Nor was he alone in his suffering, Sinclair reflected, as
he watched Bennett, who was saying little but still had the
receiver pressed to his ear, stifle a yawn. As assistant commissioner,
crime, Sir Wilfred was responsible for all CID
operations in the Metropolitan area, a position he had held
for many years and one that now hung like an albatross
around his neck. Indeed, if the chief inspector sometimes
mourned his own decline into bureaucratic impotence, he was
able to spare more than a thought for his superior, who had
nursed the ambition, even the hope, that he might one day
ascend to the commissionership. The summons had never
come. Throughout Bennett’s career the government had continued
its tradition of appointing a senior member of the
armed forces to the post. (The present incumbent was an air
vice-marshal.) And now that he, too, was preparing to retire – he’d already made it known that he was only waiting, like
others, for the war to end before offering his resignation he’d
been forced to swallow a final irony. Word had come
down from on high that the authorities had decided to make
a break with the past: once hostilities were ended a new
commissioner
would be named, a civilian appointee.
The call over at last, Bennett replaced the telephone
receiver in its cradle. He removed his reading glasses and
rubbed the bridge of his nose. A slight, vital figure in his
younger days, he had begun to put on weight lately and his
dark hair, never abundant, was thinning to the point where
what little of it remained barely covered his pale scalp.

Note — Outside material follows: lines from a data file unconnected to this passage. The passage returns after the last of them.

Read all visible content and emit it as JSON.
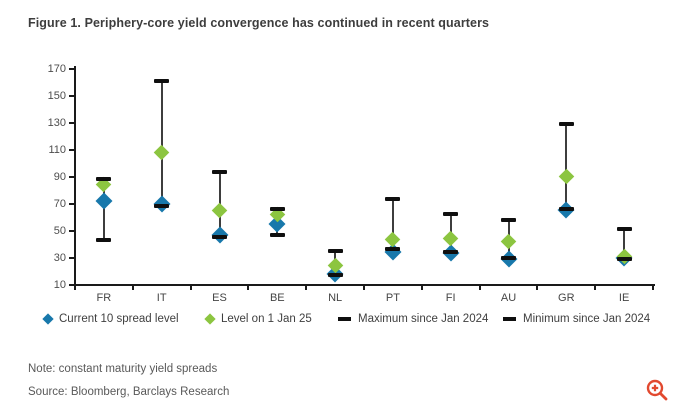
{
  "title": "Figure 1. Periphery-core yield convergence has continued in recent quarters",
  "note": "Note: constant maturity yield spreads",
  "source": "Source: Bloomberg, Barclays Research",
  "colors": {
    "current_blue": "#1878ab",
    "jan25_green": "#8cc540",
    "range_dash": "#0f0f0f",
    "whisker": "#3d3d3d",
    "axis": "#1a1a1a",
    "title_text": "#3d3d3d",
    "zoom_icon": "#e2492f"
  },
  "icons": {
    "bottom_right": "zoom-in-magnifier-plus"
  },
  "chart_data": {
    "type": "scatter",
    "subtype": "high-low range with point markers",
    "categories": [
      "FR",
      "IT",
      "ES",
      "BE",
      "NL",
      "PT",
      "FI",
      "AU",
      "GR",
      "IE"
    ],
    "series": [
      {
        "name": "Current 10 spread level",
        "marker": "diamond",
        "color": "#1878ab",
        "values": [
          72,
          70,
          47,
          55,
          18,
          34,
          33,
          29,
          65,
          30
        ]
      },
      {
        "name": "Level on 1 Jan 25",
        "marker": "diamond",
        "color": "#8cc540",
        "values": [
          84,
          108,
          65,
          62,
          24,
          43,
          44,
          42,
          90,
          31
        ]
      },
      {
        "name": "Maximum since Jan 2024",
        "marker": "dash",
        "color": "#0f0f0f",
        "values": [
          88,
          161,
          93,
          66,
          35,
          73,
          62,
          58,
          129,
          51
        ]
      },
      {
        "name": "Minimum since Jan 2024",
        "marker": "dash",
        "color": "#0f0f0f",
        "values": [
          43,
          68,
          45,
          47,
          17,
          36,
          34,
          30,
          66,
          29
        ]
      }
    ],
    "ylim": [
      10,
      170
    ],
    "yticks": [
      10,
      30,
      50,
      70,
      90,
      110,
      130,
      150,
      170
    ],
    "xlabel": "",
    "ylabel": "",
    "grid": false,
    "legend_position": "bottom"
  }
}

'Well, Angus? Is there anything else?’
'Not for the moment, sir.’ With an effort Sinclair brought
his mind back to the business in hand. 'Apart from this
murdered girl, of course.’
'What do you plan to do?’ The assistant commissioner
frowned. 'Will you make it a Yard investigation?’ He was
referring to a state of affairs relatively new in the capital,
where in the past most serious crimes had been assigned as a
matter of course to detectives stationed at the Yard, but
where now, thanks to staff shortages, more cases were being
farmed out to the various divisions.
'No, I don’t think so, sir.’ The chief inspector began to
gather his papers. 'It sounds straightforward enough. Of
course, it depends . . .’
He was interrupted by a knock on the door, which
opened. Bennett’s secretary put her head in. 'Excuse me, sir.
I’ve just had a call from registry. They’ve received some
information from Bow Street which Mr Sinclair is waiting
for.’ She glanced at the chief inspector. 'It’s a woman’s name
and address.’
'Come in, Miss Ellis.’ Bennett gestured her forward and
took the sheet of paper she was carrying from her hand.
Slipping a pair of spectacles on, he studied it for a few
moments.
'She’s a land girl, I see. A Polish refugee.’ He slid the piece
of paper across the desk to Sinclair. 'You can bring in my
letters now, Miss Ellis. And a cup of tea, if you would . . .’
Bennett went on speaking to his secretary, but stopped when
he saw the look of astonishment on the chief inspector’s face.
'Angus . . . ?’
Sinclair seemed not to have heard. He was staring at the
piece of paper in his hand.
'What is it, man?’
'I’m sorry, sir.’ The chief inspector collected himself. 'It’s
this young woman who was murdered. I know her. Or of
her, rather . . .’
'Are you sure? A land girl?’ Bennett seemed unconvinced.